Quel que soit le virus, le cycle de multiplication - dans ses grandes lignes - s'effectue en plusieurs étapes :

Le génome viral doit impérativement se faire "remarquer" par la cellule. Pour cette raison, il code souvent des protéines non structurales qui ont pour mission de perturber des étapes de la machinerie cellulaire:
• la réplication de l'ADN cellulaire : inhibition le plus souvent, parfois activation,
• la transcription des ARN-messagers cellulaires, en bloquant leur exportation vers le cytosol,
• la traduction des ARN-messagers cellulaires en empêchant la fixation des ribosomes.

La fixation

C'est l'étape préalable à l'entrée dans la cellule. La fixation des virions nécessite l'interaction:

entre un ligand viral --> sur le virus

et un récepteur cellulaire --> sur la cellule

Les récepteurs utilisés par les virus sont souvent des molécules d'adhésion cellulaires, les CAM (Cell Adhésion Molécule) qui interagissent avec des molécules portées par la membrane plasmique d'autres cellules.
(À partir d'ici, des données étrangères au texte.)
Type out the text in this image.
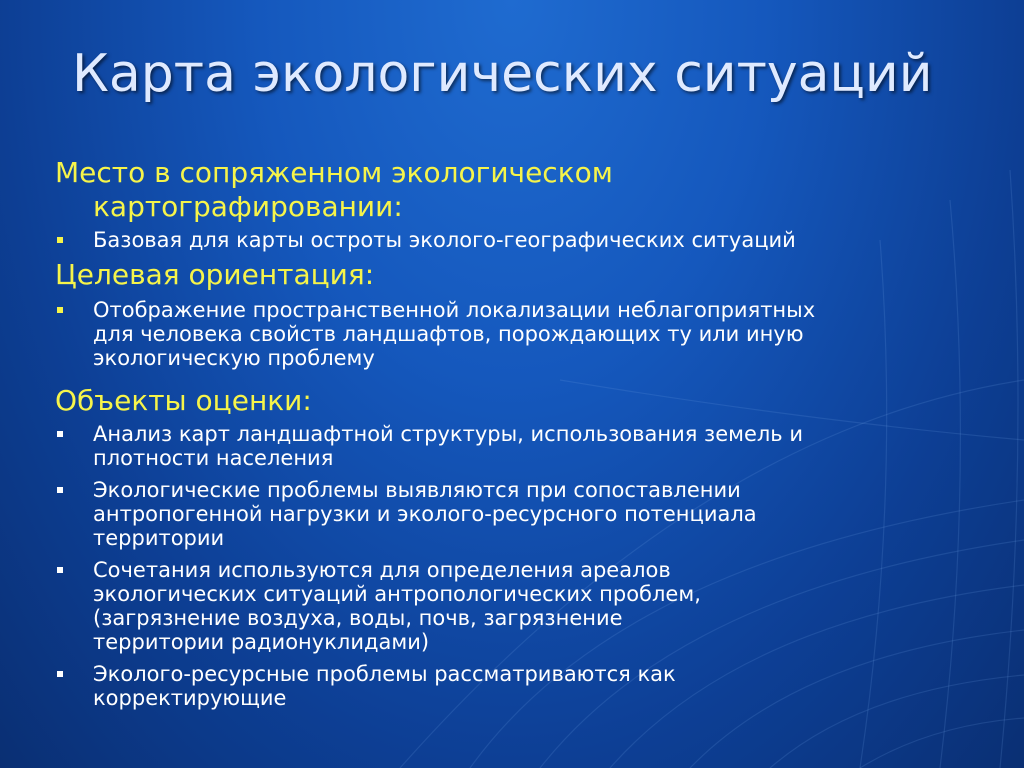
Карта экологических ситуаций
Место в сопряженном экологическом
картографировании:
Базовая для карты остроты эколого-географических ситуаций
Целевая ориентация:
Отображение пространственной локализации неблагоприятных
для человека свойств ландшафтов, порождающих ту или иную
экологическую проблему
Объекты оценки:
Анализ карт ландшафтной структуры, использования земель и
плотности населения
Экологические проблемы выявляются при сопоставлении
антропогенной нагрузки и эколого-ресурсного потенциала
территории
Сочетания используются для определения ареалов
экологических ситуаций антропологических проблем,
(загрязнение воздуха, воды, почв, загрязнение
территории радионуклидами)
Эколого-ресурсные проблемы рассматриваются как
корректирующие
Le spectre d'hôte est défini par la ou les espèces animales et par le ou les tissus que le virus peut infecter. Le spectre d'hôte dépend de la présence de récepteurs cellulaires.
Quand un virus utilise des récepteurs ubiquitaires, présents sur des cellules d'espèces animales différentes, le spectre d'hôte est large. Par contre si les récepteurs sont propres à une seule espèce, le spectre est étroit c'est ce qui explique que des virus sont spécifiques d'une espèce.
le virus de la rage affecte tous les mammifères
• certains virus se développent à la fois chez un animal, un insecte vecteur et l'homme (les arbovirus)
• certains virus de la grippe peuvent affecter à la fois l'homme, les oiseaux migrateurs le porc et le cheval
• d'autres sont propres à l'espèce humaine: les virus de la poliomyélite, le virus de la rougeole, le virus de la rubéole.

Le ligand viral
Quand le virus est nu, c'est une conformation particulière des protéines de la capside. Quand un virus est enveloppé ce sont les glycoprotéines d'enveloppe.
Le ligand viral des Adenovirus correspond à l'extrémité des fibres (les "antennes" des douze pentons), il se fixe à des intégrines de la membrane cellulaire.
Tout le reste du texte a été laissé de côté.